Officials expressed concern that the next shoe to drop in the evolving story about the Affordable Care Act would be disappointment from consumers once they are able to get on the troubled HealthCare.gov website – disappointment because of sticker shock and limited choice, according to a new document obtained by CNN.
“Mike described a general concern of PM (Project Management): getting to the point where the website is functioning properly and individuals begin to select plans; the media attention will follow individuals to plan selection and their ultimate choices; and, in some cases, there will be fewer options than would be desired to promote consumer choice and an ideal shopping experience.
Additionally, in some cases there will be relatively high cost plans,” say the notes from the Obama administration’s Obamacare 'War Room' from one week ago.AllahPundit games this out and figures it's going to take a lot of Distractions to draw the eyes away from the months and months of trainwreckage on the horizon.
The point, though, is that horror stories about people losing their doctors en masse are still to come and the White House is preparing for them. Which makes me wonder:
Given all the political agony that’s in store for red-state Democrats up for reelection next year, how much longer can they afford to stand by the law?
Even if the website’s fixed tomorrow, they’re staring at a parade of horribles well into 2014.
Rate shock is the story now; the next story will be whether O-Care can possibly hit its enrollment targets in order to make the program sustainable. (This assumes that Healthcare.gov will begin operating smoothly soon. If it doesn’t, the next story will be all about Democratic panic and Obama’s bad options in minimizing the damage from a busted enrollment drive.)
The next story after that will be people outraged at how their provider networks have shrunk. After that comes the March 31, 2014 deadline for enrollment; will the administration reach its target on that or will the deadline be extended, raising the risk of an adverse selection problem for insurers?
And then, as a cherry on top, after a long summer of the GOP showcasing ObamaCare nightmare stories, insurers will release the 2015 rates next October and there’ll be a new flood of small-business employees agonizing publicly about how high the premiums are on their new exchange-bought plans.
It’s nothing but sh*t sandwiches for Senate Dems until next November. How long before they lose their appetites?
[T]here are deep-in-the-weeds protections baked into the Affordable Care Act: risk adjustment, reinsurance, and risk corridors… …
[R]isk corridors will play the biggest role if the individual mandate does get delayed. Their entire purpose is to stabilize premiums during the first three years of Obamacare, when it’s especially difficult for insurers to price plans.

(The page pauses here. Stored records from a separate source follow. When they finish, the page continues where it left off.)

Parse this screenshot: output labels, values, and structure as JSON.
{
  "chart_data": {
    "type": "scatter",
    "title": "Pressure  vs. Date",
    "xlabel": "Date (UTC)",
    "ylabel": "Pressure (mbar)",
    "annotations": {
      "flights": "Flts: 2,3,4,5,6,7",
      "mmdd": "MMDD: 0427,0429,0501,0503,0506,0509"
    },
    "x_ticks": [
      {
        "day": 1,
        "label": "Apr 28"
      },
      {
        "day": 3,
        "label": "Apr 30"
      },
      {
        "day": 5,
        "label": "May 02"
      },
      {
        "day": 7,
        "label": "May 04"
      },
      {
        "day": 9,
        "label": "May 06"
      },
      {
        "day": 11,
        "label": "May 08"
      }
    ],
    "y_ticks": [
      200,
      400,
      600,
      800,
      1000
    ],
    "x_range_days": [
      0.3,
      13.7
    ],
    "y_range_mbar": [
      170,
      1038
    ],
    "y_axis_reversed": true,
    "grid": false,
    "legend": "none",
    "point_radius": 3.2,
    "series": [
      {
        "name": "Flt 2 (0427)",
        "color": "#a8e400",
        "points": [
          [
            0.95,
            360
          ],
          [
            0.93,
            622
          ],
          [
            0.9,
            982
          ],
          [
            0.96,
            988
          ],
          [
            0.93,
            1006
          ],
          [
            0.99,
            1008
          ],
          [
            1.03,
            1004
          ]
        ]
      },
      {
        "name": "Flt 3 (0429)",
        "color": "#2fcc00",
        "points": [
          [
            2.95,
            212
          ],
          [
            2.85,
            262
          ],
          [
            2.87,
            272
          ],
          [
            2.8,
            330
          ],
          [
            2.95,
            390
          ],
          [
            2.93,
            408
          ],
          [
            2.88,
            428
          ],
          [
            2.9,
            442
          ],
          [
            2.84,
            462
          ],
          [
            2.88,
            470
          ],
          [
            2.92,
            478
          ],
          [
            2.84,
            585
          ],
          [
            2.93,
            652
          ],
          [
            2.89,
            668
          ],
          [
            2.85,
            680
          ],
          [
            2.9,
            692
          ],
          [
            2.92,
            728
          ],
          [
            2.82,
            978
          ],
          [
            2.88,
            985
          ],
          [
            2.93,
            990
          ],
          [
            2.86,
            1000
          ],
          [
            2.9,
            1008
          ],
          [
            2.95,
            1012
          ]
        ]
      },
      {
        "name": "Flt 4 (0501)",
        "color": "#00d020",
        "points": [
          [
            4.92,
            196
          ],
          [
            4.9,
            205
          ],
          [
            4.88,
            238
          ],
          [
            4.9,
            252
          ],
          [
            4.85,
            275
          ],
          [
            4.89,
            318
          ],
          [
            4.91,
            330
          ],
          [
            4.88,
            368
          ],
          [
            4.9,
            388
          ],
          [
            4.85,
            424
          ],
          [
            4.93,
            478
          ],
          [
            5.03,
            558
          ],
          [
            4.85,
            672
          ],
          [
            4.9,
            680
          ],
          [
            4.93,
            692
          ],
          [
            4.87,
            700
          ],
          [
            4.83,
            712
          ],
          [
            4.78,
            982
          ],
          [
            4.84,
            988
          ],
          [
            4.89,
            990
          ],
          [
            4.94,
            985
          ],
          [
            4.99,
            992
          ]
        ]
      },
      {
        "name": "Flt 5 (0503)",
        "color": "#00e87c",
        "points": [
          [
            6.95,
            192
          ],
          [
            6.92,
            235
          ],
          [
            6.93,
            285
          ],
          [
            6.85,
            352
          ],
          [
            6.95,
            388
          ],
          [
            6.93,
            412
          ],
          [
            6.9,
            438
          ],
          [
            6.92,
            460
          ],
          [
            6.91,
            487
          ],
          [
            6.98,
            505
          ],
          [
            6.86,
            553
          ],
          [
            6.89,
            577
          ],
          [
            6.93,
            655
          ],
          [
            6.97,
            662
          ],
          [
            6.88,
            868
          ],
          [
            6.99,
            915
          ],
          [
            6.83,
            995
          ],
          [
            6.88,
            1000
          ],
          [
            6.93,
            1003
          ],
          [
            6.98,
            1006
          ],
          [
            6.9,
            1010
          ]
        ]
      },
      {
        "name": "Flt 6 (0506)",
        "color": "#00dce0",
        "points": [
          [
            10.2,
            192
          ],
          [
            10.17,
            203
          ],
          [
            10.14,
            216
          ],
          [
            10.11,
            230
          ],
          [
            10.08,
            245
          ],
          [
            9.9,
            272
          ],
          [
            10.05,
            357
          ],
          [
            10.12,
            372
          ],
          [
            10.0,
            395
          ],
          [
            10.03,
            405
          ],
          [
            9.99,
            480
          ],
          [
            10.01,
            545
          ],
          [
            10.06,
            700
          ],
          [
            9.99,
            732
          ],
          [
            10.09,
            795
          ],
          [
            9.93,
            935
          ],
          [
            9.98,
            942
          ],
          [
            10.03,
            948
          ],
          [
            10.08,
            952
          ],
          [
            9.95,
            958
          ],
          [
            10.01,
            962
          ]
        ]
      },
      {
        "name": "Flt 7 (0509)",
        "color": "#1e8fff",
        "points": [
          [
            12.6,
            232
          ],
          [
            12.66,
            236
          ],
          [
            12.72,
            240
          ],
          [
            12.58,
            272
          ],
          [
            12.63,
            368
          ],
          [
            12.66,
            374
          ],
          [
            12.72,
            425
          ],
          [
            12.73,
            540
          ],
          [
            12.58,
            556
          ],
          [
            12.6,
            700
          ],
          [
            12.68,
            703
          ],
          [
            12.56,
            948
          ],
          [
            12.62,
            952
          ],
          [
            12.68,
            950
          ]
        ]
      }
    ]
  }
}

Here’s how it works: exchange plans (QHPs) projected how much their risk pool would cost overall in 2014, their “target” cost. If they’ve significantly miscalculated—or, say, if a mandate delay causes adverse selection that they couldn’t have predicted—HHS will take action.
As McIntyre describes in more detail, the “action” involves a 50 percent bailout for costs that exceed 103% of the insurers’ cost target, and an 80% bailout for costs that exceed 108% of target.
If a plan undershoots its cost target, it has to pay HHS according to a similar formula for costs below 97 percent and 92 percent. Section 1342 of the ACA states that the “target” amount is the total of all premiums paid minus administrative costs — that is, it’s the break-even point for the plan.
Ideally, the plans that undershoot costs are supposed to pay for the ones that overshoot. But there is no such limit contained within the law, so if an industry-wide problem develops, it has not been been budgeted for.
As McIntyre puts it:
Importantly, it doesn’t need to be budget neutral; if the math demands it, the government can pay out more than it collects through the program. This could be expensive—the CBO scored the health law as though risk corridors were budget neutral—but it could also be offset by foregone subsidies.
This helps explain why Obamacare is attractive enough for insurers to take the risk. They won’t recoup everything if it goes badly, but even if a plan’s costs are twice as great as the premiums collected, its losses are limited by this provision alone to 23.9 percent of premiums collected through 2016. (There are further provisions designed to mitigate losses by having plans with lower costs share the risk with plans that have higher costs, but none of that depends on the taxpayer.)
What if the mandate is not delayed, but the current enrollment “glitches” cause an adverse selection problem anyway (i.e., the most desperate uninsured are more likely to have the persistence to enroll and enrollment of healthy people just never catches up)?
An industry-wide bailout might be needed anyway. Either way, next fall, if higher premiums are announced for exchange plans in 2015 and it becomes clear around the same time that a bailout of insurers is on its way, it isn’t going to go over well with the public.